Si je pense le monde en synergie des essences, comme un jardin où chaque élément contribue à la beauté et aux parfums, je saurai où et comment je m’inscris. Ceci constitue la base, le fondement, la référence, le critérium à se penser dans le groupe, l'entreprise, le club, l'institution. Nous venons de le voir.
Si je pense le monde comme un système d’interdépendances où chaque élément vit de la contribution et de la relation, voire du partage avec les autres, je me penserai en potentialités, en devoirs et relations. Si je pense le monde comme une mécanique, mes comportements seront bien différents que si je le pensais comme une dynamique du vivant. Ainsi, si j'avais le loisir d'agir dessus, je me positionnerais soit en horloger (gestion mécanique), soit en jardinier (accompagnement du vivant)...
Ce qui fonde les comportements et les objectifs a non seulement partie liée à cette cosmogonie commune mais dépend aussi de ce que j’en fais, et comment je m’y inscris : dedans ou dehors, en opposition ou en coopération, en rebelle ou en fidèle, en profiteur ou en contributeur, en parasite ou en cultivateur, en prédateur ou en coopérateur... Et nous retrouvons là nos deux types de cosmogonie que l'on peut aussi rencontrer au sein même de chacune des cultures.
Aujourd'hui, la culture commerciale et bancaire s’invite dans notre quotidien. Le marché se substitue à la démocratie. Le développement devient plus économique,... que personnel. La richesse s'avère davantage monétaire,... qu'intérieure. La valeur, dans ces conditions, se trouve plutôt financière... qu'éthique ou morale. Ainsi, de nouvelles valeurs, ou contre-valeurs, viennent nous influencer, voire même nous réorienter.
La journaliste Elodie Emery écrivait en octobre 2012 dans Marianne : « Triste miroir ultralibéral renvoyé à l'ensemble de la société : aujourd'hui, un individu inactif, qui n'est plus "performant", physiquement ou intellectuellement, a le sentiment qu'il ne lui reste plus qu'à mourir... ».
Alors ! Si nous voulons changer les choses, il nous faudra repenser le monde, impulser de nouvelles représentations de ce qu'est la personne, le groupe, l'entreprise, le projet, la finalité, le système, l'institution, le monde… Prenons le temps d'y penser, seul et en groupe, en ateliers.

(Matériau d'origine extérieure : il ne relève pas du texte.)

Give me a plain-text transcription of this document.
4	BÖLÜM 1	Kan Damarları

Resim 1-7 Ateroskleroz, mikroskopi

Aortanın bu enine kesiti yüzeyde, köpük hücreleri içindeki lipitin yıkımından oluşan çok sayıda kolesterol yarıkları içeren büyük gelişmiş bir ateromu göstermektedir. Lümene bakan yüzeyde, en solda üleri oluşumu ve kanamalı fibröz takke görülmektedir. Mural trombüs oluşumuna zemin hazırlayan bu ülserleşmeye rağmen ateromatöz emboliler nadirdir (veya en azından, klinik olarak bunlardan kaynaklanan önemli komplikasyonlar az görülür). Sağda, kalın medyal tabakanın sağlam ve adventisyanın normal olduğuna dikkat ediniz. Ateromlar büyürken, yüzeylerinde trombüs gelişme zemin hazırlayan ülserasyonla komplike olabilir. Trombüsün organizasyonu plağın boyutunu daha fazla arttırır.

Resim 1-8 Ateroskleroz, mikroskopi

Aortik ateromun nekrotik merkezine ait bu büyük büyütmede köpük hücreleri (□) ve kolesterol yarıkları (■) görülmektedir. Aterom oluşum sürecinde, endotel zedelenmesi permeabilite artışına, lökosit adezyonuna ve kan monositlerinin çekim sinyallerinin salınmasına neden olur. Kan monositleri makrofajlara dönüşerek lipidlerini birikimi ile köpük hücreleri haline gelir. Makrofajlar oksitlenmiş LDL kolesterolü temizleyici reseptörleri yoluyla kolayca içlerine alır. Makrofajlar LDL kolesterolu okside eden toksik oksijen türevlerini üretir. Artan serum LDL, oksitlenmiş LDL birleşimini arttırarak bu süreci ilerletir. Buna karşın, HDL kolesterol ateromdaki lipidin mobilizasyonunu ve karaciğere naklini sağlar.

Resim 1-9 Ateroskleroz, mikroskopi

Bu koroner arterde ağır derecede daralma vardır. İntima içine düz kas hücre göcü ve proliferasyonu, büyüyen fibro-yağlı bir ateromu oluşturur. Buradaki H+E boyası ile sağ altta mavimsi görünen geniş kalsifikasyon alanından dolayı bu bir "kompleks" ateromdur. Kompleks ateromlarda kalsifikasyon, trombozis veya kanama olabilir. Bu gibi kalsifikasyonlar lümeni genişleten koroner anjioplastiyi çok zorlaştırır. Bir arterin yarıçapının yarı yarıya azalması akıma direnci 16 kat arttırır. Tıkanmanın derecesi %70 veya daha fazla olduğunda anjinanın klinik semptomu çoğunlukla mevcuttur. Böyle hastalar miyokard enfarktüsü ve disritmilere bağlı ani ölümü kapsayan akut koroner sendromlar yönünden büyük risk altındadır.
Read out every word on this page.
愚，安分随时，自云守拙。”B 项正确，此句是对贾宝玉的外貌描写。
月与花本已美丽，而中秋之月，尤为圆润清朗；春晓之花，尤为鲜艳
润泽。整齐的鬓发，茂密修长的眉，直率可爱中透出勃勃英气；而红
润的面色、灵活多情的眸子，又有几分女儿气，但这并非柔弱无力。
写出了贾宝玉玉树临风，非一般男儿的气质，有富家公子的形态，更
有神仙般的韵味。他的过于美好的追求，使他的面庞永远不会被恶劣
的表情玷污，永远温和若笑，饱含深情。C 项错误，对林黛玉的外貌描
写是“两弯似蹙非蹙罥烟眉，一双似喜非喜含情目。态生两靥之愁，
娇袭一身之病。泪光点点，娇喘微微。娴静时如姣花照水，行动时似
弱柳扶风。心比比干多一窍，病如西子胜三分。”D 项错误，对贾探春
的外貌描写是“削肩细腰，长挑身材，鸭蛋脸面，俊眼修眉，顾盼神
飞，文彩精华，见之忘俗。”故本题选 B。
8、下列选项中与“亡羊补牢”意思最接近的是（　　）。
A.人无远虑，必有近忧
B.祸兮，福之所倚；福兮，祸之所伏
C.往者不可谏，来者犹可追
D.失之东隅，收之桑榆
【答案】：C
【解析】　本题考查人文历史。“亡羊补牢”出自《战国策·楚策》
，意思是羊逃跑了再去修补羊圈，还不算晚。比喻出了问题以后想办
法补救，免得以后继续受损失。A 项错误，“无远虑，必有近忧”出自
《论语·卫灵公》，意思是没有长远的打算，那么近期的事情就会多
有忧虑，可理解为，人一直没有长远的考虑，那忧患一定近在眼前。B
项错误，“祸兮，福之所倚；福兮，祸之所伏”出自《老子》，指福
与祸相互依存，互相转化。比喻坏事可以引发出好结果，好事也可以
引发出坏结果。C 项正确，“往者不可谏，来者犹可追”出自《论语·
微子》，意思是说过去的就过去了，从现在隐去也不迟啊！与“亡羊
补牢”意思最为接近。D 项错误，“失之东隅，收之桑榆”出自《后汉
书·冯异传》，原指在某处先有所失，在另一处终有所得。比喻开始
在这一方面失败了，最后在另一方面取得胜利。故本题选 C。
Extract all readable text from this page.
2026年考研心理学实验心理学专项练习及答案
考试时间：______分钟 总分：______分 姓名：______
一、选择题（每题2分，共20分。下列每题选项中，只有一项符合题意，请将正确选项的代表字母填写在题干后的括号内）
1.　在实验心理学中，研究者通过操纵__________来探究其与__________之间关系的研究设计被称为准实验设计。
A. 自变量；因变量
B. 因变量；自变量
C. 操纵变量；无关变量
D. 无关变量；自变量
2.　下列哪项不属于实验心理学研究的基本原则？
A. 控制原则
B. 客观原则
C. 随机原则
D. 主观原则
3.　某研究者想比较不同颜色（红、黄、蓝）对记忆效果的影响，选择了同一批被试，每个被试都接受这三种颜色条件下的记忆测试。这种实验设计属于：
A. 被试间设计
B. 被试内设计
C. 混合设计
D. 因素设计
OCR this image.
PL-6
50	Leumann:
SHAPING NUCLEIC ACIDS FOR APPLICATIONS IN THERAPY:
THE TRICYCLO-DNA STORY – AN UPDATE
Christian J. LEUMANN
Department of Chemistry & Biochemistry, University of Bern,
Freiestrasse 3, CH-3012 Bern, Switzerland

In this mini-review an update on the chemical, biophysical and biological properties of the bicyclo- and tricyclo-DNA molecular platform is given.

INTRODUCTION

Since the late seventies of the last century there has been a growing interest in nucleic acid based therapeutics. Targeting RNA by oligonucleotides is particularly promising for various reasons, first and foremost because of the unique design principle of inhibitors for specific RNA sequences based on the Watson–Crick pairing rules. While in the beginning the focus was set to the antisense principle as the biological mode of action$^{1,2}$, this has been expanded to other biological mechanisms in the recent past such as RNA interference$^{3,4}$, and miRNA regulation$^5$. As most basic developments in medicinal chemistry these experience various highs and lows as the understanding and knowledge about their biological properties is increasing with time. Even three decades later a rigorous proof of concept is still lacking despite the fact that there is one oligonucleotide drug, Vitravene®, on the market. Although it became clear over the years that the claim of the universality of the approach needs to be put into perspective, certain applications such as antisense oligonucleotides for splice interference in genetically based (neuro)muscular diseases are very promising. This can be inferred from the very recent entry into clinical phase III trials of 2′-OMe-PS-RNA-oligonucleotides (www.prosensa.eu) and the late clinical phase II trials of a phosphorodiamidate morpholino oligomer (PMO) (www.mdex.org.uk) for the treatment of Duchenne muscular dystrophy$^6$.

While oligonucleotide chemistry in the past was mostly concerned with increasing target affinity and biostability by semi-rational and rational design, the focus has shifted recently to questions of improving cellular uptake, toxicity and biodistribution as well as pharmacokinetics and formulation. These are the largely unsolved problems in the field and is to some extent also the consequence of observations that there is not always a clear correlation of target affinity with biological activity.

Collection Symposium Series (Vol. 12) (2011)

Savons nous que repenser se fait simplement dans la conversation ? Elle est, selon l’académicien François Cheng, l’outil suprême de la construction et du développement.
C’est bien en creux de ces représentations que transparaissent les valeurs de sens qui structurent l'ensemble. Ainsi, les questions simples, qui sont toujours au centre, sont bien "Qu'est-ce qu'on fait là ?" et "C’est pour quoi faire ?". Ce sont justement celles du questionnement spirituel. Quel monde voulons nous pour nous-même et pour ceux qu'on aime ?...
On n'y répondra pas par quelques boutades courtes. On ne saura y répondre qu'en redisant ou reconstruisant nos cosmogonies, en conversant à l’abri des bruits du monde. Mais alors, pourquoi parlons nous si peu dans nos organisations aux réunions interminables de présentations top down ? Vive la conversation de fond ! Et si, et pourquoi pas ?... refaire le monde autour d’un café redevenait un acte révolutionnaire ? ...pourvu qu'il soit suivi d'effets. Et il le sera forcément puisque nos représentations, et donc nos préoccupations, auront changé.
Alors, pour terminer sur un sourire, après ces constats somme toute assez terre à terre, nous nous souvenons de cette vieille expression, définitivement pessimiste : “Un cautère sur une jambe de bois”... parce que tout ce que nous ferions sans aller à cet essentiel de reconstruction cosmogonique serait définitivement de cet ordre. C’est la raison pour laquelle, il vaut décidément mieux “penser le changement que changer le pansement”... Il est forcément toujours temps.